RE: I18N issues for Widgets Spec [Was: Re: [Widgets] ASCII File names - request for comments]

Marcos,

I don't see a conflict with my proposal. The benefit is it eliminates perpetuating the encoding ambiguity and interoperability problems that plague many of our specs and apps.

Restricting filenames to utf-8 would mean if you don't have the latest zipping tools, you need to stick with ascii names, which is not such a big burden (and kinder than adding in cp437 support!).

Regarding the design principle, it seems to give too much weight to operating system vendors and therefore somewhat inappropriate for the W3C. Search for downloadable freeware compression utilities, and there are many that support zip format.
Perhaps the principle should reflect more what is commonly available for no cost, rather than begin tied to OS support.

I seearched for "zip files download unicode filenames" and see many that support unicode filenames.
(I didn't check to see how many were free or how broad the OS coverage was.)

tex

-----Original Message-----
From: Marcos Caceres [mailto:marcosscaceres@gmail.com] 

> If we were talking about ancient zip files, then we might have to tolerate such names.
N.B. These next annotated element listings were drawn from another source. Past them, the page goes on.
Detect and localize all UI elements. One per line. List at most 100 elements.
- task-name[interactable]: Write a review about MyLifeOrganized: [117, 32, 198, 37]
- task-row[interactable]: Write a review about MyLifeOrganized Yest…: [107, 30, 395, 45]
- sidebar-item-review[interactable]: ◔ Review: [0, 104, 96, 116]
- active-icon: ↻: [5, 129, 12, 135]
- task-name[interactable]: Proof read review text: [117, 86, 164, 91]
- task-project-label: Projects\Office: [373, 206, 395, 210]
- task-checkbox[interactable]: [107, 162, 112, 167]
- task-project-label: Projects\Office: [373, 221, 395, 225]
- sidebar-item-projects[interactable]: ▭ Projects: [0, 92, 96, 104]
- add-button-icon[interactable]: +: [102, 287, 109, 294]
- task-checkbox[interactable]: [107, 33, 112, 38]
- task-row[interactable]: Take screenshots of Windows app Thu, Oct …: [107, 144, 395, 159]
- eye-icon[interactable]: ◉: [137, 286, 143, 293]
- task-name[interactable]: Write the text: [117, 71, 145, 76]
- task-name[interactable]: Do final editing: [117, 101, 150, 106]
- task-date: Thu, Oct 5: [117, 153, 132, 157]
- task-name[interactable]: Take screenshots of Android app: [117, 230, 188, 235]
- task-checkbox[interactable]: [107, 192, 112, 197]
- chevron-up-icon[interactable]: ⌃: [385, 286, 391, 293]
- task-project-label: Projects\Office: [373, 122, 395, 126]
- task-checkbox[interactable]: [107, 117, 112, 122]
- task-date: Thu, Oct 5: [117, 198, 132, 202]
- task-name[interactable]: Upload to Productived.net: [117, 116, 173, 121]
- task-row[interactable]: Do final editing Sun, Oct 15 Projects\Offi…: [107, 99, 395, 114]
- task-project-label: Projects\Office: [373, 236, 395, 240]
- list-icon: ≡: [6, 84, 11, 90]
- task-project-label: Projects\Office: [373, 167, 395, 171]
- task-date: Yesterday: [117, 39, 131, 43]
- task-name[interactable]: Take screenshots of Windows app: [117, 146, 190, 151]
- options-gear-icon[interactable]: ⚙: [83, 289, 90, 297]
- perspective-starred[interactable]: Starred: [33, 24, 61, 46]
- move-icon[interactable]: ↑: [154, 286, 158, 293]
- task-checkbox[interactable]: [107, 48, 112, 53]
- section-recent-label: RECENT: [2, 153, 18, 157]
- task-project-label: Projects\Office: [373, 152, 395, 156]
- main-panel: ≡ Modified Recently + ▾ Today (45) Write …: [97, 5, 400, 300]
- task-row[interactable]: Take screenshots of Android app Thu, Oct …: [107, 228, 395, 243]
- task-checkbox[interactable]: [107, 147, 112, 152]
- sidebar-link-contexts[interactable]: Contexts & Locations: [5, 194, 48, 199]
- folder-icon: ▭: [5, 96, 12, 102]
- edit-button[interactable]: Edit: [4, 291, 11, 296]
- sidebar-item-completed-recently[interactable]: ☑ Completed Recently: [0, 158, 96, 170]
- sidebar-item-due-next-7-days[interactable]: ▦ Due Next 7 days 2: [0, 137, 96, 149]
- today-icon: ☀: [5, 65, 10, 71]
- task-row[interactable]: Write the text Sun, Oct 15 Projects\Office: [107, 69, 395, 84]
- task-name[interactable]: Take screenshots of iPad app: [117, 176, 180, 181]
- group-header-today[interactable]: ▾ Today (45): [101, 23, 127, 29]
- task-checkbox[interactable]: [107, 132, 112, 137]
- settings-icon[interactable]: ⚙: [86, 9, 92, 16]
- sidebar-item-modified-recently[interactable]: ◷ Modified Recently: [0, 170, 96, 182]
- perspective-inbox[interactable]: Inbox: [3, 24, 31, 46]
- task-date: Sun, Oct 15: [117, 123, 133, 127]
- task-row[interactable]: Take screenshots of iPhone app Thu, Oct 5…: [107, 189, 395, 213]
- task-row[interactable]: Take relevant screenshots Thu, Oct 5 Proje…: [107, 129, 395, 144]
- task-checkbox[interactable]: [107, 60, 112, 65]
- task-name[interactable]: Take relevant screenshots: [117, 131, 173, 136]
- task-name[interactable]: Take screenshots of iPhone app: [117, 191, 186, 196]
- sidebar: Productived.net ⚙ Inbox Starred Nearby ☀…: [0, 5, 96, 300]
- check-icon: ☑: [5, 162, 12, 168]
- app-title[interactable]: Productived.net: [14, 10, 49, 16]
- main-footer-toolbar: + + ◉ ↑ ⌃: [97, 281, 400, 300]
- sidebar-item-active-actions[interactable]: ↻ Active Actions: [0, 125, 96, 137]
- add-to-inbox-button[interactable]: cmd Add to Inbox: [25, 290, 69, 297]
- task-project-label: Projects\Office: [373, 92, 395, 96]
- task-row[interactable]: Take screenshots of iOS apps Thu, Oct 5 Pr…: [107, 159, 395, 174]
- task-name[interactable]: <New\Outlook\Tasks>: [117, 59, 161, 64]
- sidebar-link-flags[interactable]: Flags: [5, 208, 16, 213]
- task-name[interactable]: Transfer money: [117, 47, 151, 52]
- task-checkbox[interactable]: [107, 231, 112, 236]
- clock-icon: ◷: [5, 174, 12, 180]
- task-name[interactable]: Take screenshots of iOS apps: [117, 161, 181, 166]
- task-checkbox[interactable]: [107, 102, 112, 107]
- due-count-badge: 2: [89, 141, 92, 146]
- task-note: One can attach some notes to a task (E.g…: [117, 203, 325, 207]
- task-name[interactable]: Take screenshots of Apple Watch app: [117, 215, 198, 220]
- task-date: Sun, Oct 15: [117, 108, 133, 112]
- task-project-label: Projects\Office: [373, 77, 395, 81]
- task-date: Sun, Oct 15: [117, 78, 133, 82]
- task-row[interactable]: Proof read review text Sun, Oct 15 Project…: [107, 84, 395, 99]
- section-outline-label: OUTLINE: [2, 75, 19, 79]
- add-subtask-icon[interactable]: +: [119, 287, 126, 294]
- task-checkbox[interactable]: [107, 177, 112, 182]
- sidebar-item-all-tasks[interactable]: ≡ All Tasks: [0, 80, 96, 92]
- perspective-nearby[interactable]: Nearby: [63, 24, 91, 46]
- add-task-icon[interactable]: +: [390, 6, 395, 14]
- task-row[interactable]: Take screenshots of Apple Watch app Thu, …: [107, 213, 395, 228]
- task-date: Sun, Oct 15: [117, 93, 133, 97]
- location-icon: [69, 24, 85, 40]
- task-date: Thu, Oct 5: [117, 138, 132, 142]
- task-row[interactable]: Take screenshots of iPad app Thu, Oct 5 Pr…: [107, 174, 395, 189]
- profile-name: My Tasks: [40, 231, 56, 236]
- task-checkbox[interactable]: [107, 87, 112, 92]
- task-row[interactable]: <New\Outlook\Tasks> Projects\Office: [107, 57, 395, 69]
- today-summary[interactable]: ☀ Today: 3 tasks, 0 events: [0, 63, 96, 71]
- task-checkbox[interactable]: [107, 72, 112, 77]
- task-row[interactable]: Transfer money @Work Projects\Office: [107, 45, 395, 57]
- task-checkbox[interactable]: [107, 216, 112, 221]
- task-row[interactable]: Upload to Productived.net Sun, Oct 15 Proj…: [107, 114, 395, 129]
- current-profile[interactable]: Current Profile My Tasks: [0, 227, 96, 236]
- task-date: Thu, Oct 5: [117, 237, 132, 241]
But as we are discussing new specs, instead of supporting all possible zip files, why not specify the use of zip files, with the constraint that filenames be stored as utf-8, and make the non-utf-8 names unacceptable. Perhaps with modern tools, this isn't a problem.

One of our design principles [1] for the Widget spec is that authors should be able to create widgets just using the zipping tools that have been pre-packaged with an OS. Because the introduction of allowing UTF-8 names in Zip is a very recent addition to that spec, we might not see implementations for a long time.